Hagen Saxowski, Leiter des Servicebereichs Forschung, hat im April 2018 die Initiative „BAMStartup Slingshot“ mitgegründet. Saxowski: „Das Format ist gedacht für Ausgründungen aus der BAM. Aber auch externe Gründungen aus der Wissenschaft, wie z. B. Belyntic, ein Spin-off der Humboldt-Universität zu Berlin, profitieren davon.“ Die Forscher von Belyntic entwickelten Ideen zur Herstellung von Peptiden. Diese Proteine haben wichtige biologische Funktionen. Sie können beispielsweise Entzündungen beeinflussen oder gegen Bakterien und Viren wirken.
Bei der Unterstützung externer Gründerteams schaut die BAM vor allem auf Start-ups der Bereiche Chemie und der Materialwissenschaften und -technik. Saxowski: „Es sollen Start-ups sein, die zu uns passen.“
Für BAM-Ausgründungen werben Saxowski und seine Kollegen zusätzliche Fördermittel ein. „Es ist mit eine der schönsten Formen des Technologietransfers, wenn wissenschaftliche Erkenntnisse über Ausgründungen in marktfähige Lösungen überführt werden“, sagt er. Dadurch entstehen gesunde Unternehmen, die Arbeitsplätze schaffen.
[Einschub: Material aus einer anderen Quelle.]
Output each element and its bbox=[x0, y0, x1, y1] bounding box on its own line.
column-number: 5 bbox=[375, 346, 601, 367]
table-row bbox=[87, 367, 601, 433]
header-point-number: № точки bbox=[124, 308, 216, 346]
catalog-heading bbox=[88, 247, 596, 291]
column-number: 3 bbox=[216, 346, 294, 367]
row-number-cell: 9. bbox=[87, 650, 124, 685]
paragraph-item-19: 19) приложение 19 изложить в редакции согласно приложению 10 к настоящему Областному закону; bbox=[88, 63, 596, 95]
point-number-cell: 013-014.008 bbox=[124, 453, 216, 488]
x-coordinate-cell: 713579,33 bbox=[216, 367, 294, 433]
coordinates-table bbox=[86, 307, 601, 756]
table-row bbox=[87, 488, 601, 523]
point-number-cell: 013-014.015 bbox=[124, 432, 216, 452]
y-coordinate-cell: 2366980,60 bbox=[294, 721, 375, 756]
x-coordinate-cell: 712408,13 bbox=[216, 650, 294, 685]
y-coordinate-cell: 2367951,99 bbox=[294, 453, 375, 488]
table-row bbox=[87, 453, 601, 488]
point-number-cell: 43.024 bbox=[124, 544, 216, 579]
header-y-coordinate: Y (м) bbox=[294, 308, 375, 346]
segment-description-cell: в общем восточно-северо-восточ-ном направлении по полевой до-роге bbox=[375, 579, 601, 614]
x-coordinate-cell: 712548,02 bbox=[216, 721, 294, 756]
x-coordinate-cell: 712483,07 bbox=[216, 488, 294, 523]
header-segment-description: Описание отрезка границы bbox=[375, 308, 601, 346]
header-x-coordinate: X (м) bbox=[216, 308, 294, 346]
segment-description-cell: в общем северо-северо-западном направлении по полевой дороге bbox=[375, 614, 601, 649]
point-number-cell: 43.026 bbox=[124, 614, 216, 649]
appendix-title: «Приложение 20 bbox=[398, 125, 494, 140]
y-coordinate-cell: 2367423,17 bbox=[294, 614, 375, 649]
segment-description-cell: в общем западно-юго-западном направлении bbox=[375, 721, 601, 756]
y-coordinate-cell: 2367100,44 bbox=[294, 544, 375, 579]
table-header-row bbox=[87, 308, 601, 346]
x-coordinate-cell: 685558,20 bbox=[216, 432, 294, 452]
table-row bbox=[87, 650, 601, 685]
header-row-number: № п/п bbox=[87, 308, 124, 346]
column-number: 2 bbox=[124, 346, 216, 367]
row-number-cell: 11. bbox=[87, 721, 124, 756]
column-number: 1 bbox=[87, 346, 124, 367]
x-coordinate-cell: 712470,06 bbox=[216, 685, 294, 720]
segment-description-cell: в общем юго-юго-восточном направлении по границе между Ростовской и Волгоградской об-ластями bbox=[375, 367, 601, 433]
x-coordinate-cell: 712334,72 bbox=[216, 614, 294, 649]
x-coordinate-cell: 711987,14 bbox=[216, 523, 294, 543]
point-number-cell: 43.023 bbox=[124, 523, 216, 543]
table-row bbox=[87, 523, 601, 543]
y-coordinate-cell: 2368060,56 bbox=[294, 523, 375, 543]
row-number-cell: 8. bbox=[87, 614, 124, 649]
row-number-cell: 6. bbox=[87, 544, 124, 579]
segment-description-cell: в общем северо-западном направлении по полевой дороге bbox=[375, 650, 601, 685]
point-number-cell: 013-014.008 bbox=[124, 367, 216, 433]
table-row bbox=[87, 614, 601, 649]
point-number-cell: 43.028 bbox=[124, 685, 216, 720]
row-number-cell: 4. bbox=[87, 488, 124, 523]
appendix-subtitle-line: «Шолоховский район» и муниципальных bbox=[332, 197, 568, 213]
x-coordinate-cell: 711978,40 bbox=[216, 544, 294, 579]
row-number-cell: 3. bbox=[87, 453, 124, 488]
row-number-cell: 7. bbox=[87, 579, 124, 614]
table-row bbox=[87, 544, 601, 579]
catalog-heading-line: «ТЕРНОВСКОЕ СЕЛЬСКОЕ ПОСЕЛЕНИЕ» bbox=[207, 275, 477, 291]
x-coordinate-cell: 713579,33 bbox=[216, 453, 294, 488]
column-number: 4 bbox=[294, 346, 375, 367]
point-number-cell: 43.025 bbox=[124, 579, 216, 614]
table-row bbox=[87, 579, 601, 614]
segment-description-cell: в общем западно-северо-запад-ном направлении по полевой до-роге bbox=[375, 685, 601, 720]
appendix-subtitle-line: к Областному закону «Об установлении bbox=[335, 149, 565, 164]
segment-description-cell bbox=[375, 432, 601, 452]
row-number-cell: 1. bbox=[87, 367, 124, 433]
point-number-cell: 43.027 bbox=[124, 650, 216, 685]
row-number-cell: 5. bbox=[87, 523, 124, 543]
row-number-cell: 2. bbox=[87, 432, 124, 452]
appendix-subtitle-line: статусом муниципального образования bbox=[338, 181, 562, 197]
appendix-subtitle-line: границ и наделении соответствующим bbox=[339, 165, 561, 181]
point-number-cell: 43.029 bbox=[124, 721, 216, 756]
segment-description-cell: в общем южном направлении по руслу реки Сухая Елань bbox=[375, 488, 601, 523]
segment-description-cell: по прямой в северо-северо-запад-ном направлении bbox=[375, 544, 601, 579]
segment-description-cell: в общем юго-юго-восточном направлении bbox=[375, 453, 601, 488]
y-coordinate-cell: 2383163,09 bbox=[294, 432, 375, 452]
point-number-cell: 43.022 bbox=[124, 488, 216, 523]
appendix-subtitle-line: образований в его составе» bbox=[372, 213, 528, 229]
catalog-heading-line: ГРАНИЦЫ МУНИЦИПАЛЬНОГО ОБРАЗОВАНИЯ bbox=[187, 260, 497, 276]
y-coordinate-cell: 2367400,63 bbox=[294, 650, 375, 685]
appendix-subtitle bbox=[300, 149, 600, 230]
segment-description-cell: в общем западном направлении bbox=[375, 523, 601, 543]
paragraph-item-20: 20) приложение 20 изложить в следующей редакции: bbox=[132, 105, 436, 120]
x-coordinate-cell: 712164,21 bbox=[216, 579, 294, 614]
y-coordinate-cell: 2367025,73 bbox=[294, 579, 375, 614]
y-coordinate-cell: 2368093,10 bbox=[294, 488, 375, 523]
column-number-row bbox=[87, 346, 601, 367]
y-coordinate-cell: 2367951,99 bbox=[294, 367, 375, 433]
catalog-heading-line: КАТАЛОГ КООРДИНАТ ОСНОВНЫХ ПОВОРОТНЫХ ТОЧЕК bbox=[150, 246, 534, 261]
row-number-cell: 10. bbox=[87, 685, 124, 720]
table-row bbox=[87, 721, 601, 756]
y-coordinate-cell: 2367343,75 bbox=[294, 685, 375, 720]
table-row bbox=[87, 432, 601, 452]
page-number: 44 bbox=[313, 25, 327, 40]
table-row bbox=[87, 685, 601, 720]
Seit 2012 gab es acht Gründungen aus dem Umfeld der BAM. Aber auch mit bereits bestehenden Firmen kooperiert die BAM – vom kleinen Unternehmen bis hin zum Weltkonzern. Aktuell wird in Berlin-Siemensstadt zusammen mit der Siemens AG, der Fraunhofer Gesellschaft und der Technischen Universität Berlin die Schaffung eines Industrie- und Wissenschaftscampus geplant.